Steve Hartsoe, StarNewsOnline.com (NC), Aug. 18
Winning the Republican nomination for the 5th Congressional District ends a rowdy primary race and puts Virginia Foxx, a state senator from Watauga County, on the path to Washington, D.C.
Statewide GOP candidates regularly capture the conservative, 12-county district by more than 20 points.
But Foxx, who beat Vernon Robinson, an outspoken Brooklyn native and Winston-Salem city council member, says she doesn’t expect her bout with Democratic nominee Jim Harrell Jr. to be a cakewalk.
“I do anticipate a contest because with John Edwards on the ticket I think we’re going to see a very different dynamic on the ticket than we’ve ever seen before,” Foxx said Tuesday night at her victory party in Winston-Salem.
Democratic presidential candidate John Kerry of Massachusetts tapped Edwards, a U.S. senator from North Carolina, to be his running mate.

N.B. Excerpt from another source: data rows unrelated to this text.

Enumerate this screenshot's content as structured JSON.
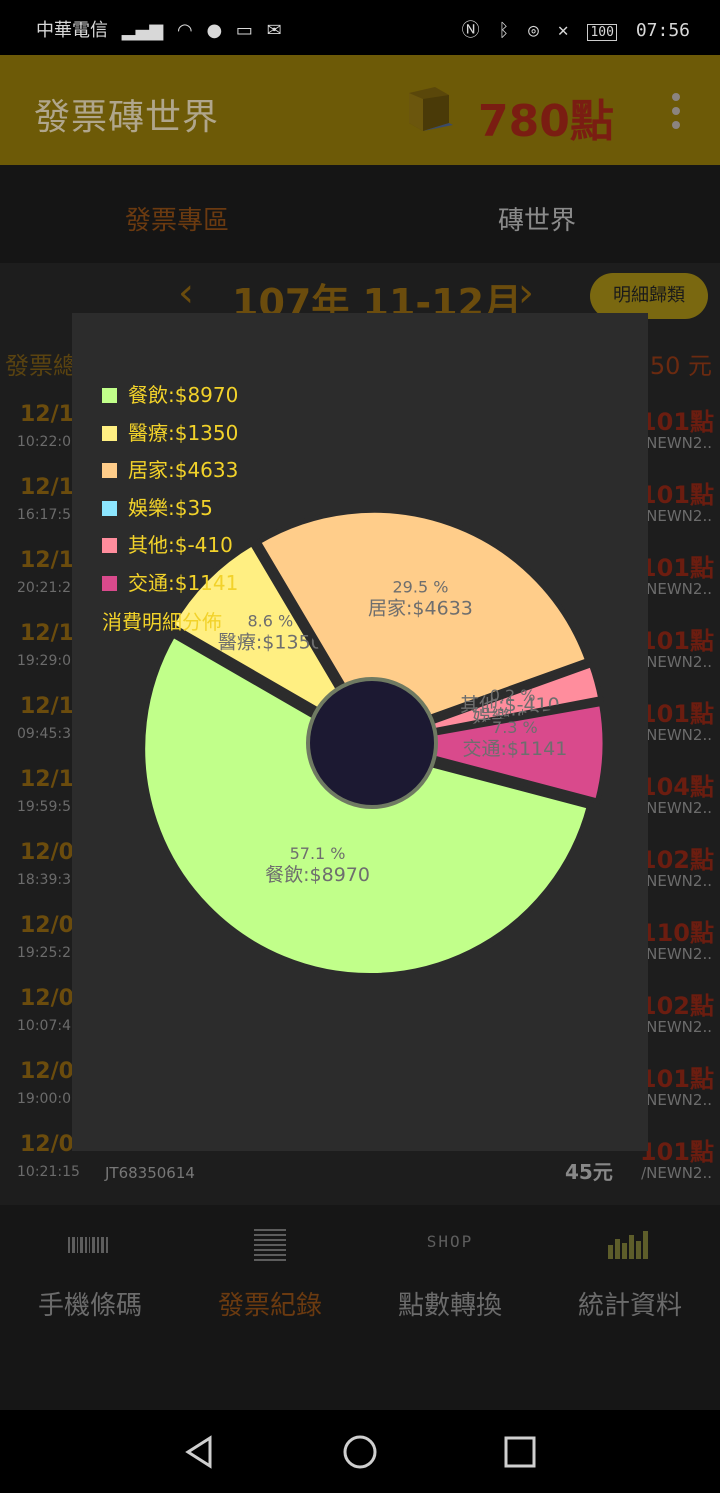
{
  "status": {
    "carrier": "中華電信",
    "battery": "100",
    "time": "07:56"
  },
  "app": {
    "title": "發票磚世界",
    "points": "780點"
  },
  "tabs": [
    "發票專區",
    "磚世界"
  ],
  "period": {
    "prev": "‹",
    "label": "107年 11-12月",
    "next": "›",
    "detail_button": "明細歸類"
  },
  "summary": {
    "left": "發票總",
    "right": "50 元"
  },
  "invoices": [
    {
      "date": "12/1",
      "time": "10:22:0",
      "points": "101點",
      "source": "NEWN2.."
    },
    {
      "date": "12/1",
      "time": "16:17:5",
      "points": "101點",
      "source": "NEWN2.."
    },
    {
      "date": "12/1",
      "time": "20:21:2",
      "points": "101點",
      "source": "NEWN2.."
    },
    {
      "date": "12/1",
      "time": "19:29:0",
      "points": "101點",
      "source": "NEWN2.."
    },
    {
      "date": "12/1",
      "time": "09:45:3",
      "points": "101點",
      "source": "NEWN2.."
    },
    {
      "date": "12/1",
      "time": "19:59:5",
      "points": "104點",
      "source": "NEWN2.."
    },
    {
      "date": "12/0",
      "time": "18:39:3",
      "points": "102點",
      "source": "NEWN2.."
    },
    {
      "date": "12/0",
      "time": "19:25:2",
      "points": "110點",
      "source": "NEWN2.."
    },
    {
      "date": "12/0",
      "time": "10:07:4",
      "points": "102點",
      "source": "NEWN2.."
    },
    {
      "date": "12/0",
      "time": "19:00:0",
      "points": "101點",
      "source": "NEWN2.."
    },
    {
      "date": "12/0",
      "time": "10:21:15",
      "invoice": "JT68350614",
      "amount": "45元",
      "points": "101點",
      "source": "/NEWN2.."
    }
  ],
  "bottom_nav": [
    {
      "label": "手機條碼",
      "icon": "barcode-icon"
    },
    {
      "label": "發票紀錄",
      "icon": "list-icon"
    },
    {
      "label": "點數轉換",
      "icon": "shop-icon",
      "icon_text": "SHOP"
    },
    {
      "label": "統計資料",
      "icon": "bar-chart-icon"
    }
  ],
  "chart_data": {
    "type": "pie",
    "subtitle": "消費明細分佈",
    "legend_position": "top-left",
    "categories": [
      "餐飲",
      "醫療",
      "居家",
      "娛樂",
      "其他",
      "交通"
    ],
    "values": [
      8970,
      1350,
      4633,
      35,
      -410,
      1141
    ],
    "percent_labels": [
      "57.1 %",
      "8.6 %",
      "29.5 %",
      "0.2 %",
      "",
      "7.3 %"
    ],
    "legend_labels": [
      "餐飲:$8970",
      "醫療:$1350",
      "居家:$4633",
      "娛樂:$35",
      "其他:$-410",
      "交通:$1141"
    ],
    "colors": [
      "#c1ff8a",
      "#ffef82",
      "#ffcd8a",
      "#8ce6ff",
      "#ff8d9d",
      "#d94a8c"
    ],
    "hole_color": "#1c1932"
  }
}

The addition has increased the importance of North Carolina’s 15 electoral college votes in a state that has chosen a Republican president every election since 1980.
With all precincts reporting unofficial returns, Foxx had 55 percent of the vote while Robinson had 45 percent. The seat is being vacated by Richard Burr, who is running for the U.S. Senate seat being vacated by Edwards.
Foxx said she believed her positive message was the main reason she won. She also stressed the need for the GOP to unify throughout the remaining weeks before the Nov. 2 general election.
That might prove difficult.
During the primary, Robinson was especially harsh in his rhetoric. In radio ads he compared Foxx to U.S. Sen. Hillary Clinton of New York, fighting words to many conservatives.
Robinson attended Foxx’s victory party after conceding the race Tuesday and said he will support her in the general election because the two share similar views on issues.
“Virginia Foxx is the toughest, hardest-working woman in Raleigh,” Robinson said, rhetoric that was a far cry from the slash-and-burn tactics he employed during the long primary fight.
While Foxx said she harbors no bitterness toward Robinson, some supporters weren’t completely ready to extend any olive branches Tuesday.
“Oh, I thought (the primary) was terrible,” said Cindy Breden of Wilkes County, a Foxx supporter for several years. “I thought his tactics were offensive.
“I find it hard to forgive him for some of the things he said, but it’s important that we do unite as a party.”
Ruth Coffee of Mocksville sees some political healing in progress, however. “I think what he had to say tonight was a good beginning,” she said.
Foxx said she expects the race between her and Surry County’s Harrell to be more positive and focused on issues, rather than the scorching rhetoric of the primary campaign.
Robinson and Foxx were the survivors of last month’s eight-way GOP primary that saw $6 million spent in one of the country’s most expensive House primary races. Candidates bought radio and television ads and sent reams of direct mailings in the free-for-all battle.
When the smoke cleared on July 20, Robinson had taken 24 percent of the vote and Foxx 22 percent; because no candidate received 40 percent, Foxx requested a runoff.
Both candidates held similar views on key issues: they oppose abortion, support stricter immigration laws and favor gun owner rights.
Robinson attracted media attention throughout the campaign with his blunt denunciations of liberal “Hollywood elitists” who dabble in politics and the “militant homosexual lobby.” He considers illegal immigration “an absolute scourge” and supports a ban on sending female soldiers to war zones.
He has called former U.S. Sen. Jesse Helms his political hero, and has referred to himself as the black version of the conservative icon.
Foxx, a 10-year veteran of the General Assembly, ran on a record of opposing state tax increases and working to reduce government waste. She took a quieter approach than Robinson, campaigning on the basis of experience and conservative credentials.
The electorate includes mountain families who have voted Republican since reconstruction, and members of the conservative churches that dot country and suburban roads. The district is anchored by Winston-Salem, home of R.J. Reynolds Tobacco.